Zaid Al-Ali, Senior Adviser on Constitution Building for International IDEA, based in Cairo

 

“The new constitution offers better human rights protections than the 2012 version forced through by the then president, Morsi. Yet it also continues a pattern of leaving much up to the vagaries of implementing legislation. And that legislation may be written―and implemented―in an atmosphere of government and public indifference, even hostility, to human rights concerns.”

Nathan J. Brown, Michele Dunne, Carnegie Endowment for International Peace

 

“All I can see regarding social justice in the 2013 constitution is text with no assurance. They didn’t limit the rights of businessmen who are monopolizing a certain business, and they didn’t give actual rights to small business owners. They didn’t assure shelter and food for those who are not capable. Simply no change will be forced regarding those aspects when it comes to the Social Justice articles.”

Tharwat Badawi, Constitutional Expert and Professor of Law at Cairo University

 

“This is a game that the founders of the constitution do not understand. What is the point of raising the minimum wage, when all the prices are also going up? There should be a rule that makes the wage increase as long as the prices are increasing. In the 1971 constitution, it said that the wages are variable to the prices, and that is the way things should be done these days.”

Samira Ibrahim, Founder of E’raafiHkooqeq Awareness Movement

 

“There are new articles that are acceptable, but they are very broad and they do not specify what exactly their rights are. All that is mentioned are a few words that inform the public that the government is well aware of their existence, but no actual promises of change.”

Tharwat Badawi, Constitutional Expert and Professor of Law at Cairo University

 

“Just like the women’s rights article, they are also limited. They do not assure real rights to those who are less fortunate”

Samira Ibrahim, Founder of E’raafiHkooqeq Awareness Movement

 

“We cannot actually pinpoint any real differences between the three constitutions when it comes to women rights, but I do not really care about what the constitution has to say about this. What I know is that religions give rights to women better than any other manmade book.”

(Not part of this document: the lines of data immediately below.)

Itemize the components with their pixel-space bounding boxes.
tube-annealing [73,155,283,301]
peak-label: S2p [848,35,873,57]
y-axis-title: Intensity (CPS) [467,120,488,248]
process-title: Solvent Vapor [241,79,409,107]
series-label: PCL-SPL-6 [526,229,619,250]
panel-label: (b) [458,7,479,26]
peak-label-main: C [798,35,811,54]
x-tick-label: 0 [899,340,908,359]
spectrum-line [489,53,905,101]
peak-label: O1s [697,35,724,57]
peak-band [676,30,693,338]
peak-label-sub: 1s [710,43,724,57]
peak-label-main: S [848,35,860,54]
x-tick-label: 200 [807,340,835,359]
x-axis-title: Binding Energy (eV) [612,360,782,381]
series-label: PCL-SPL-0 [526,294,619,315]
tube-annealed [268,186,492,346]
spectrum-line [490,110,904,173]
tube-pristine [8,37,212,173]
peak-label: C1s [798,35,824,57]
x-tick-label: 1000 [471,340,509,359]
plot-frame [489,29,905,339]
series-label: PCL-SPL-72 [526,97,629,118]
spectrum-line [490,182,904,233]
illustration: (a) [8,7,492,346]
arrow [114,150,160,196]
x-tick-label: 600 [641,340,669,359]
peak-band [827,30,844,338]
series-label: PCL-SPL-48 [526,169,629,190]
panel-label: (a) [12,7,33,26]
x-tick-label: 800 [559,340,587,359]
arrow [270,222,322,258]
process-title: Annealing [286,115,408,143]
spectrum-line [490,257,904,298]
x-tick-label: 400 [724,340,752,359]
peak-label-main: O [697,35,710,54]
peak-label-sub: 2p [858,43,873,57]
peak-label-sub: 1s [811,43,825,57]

Tharwat Badawi, Constitutional Expert and Professor of Law at Cairo University

 

“It has always been that the governments take advantage of women – in the 2012 and 1971 constitutions — but to my surprise women’s rights in this constitution are limited to an unacceptable extent. I would go as far as saying that there are no rights assured to women in this constitution.”

Samira Ibrahim, Founder of E’raafiHkooqeq Awareness Movement

 

On Freedom of Religion

“It always has been in Egypt that everyone has the right to worship his God the way they want to, what the constitution did is that they enforced this by telling us everything that we already know and lived by. The difference between the three constitutions are not in the meaning of the articles, but just in the text, for that they all do have the same meaning in the end.”

Tharwat Badawi, Constitutional Expert and Professor of Law at Cairo University.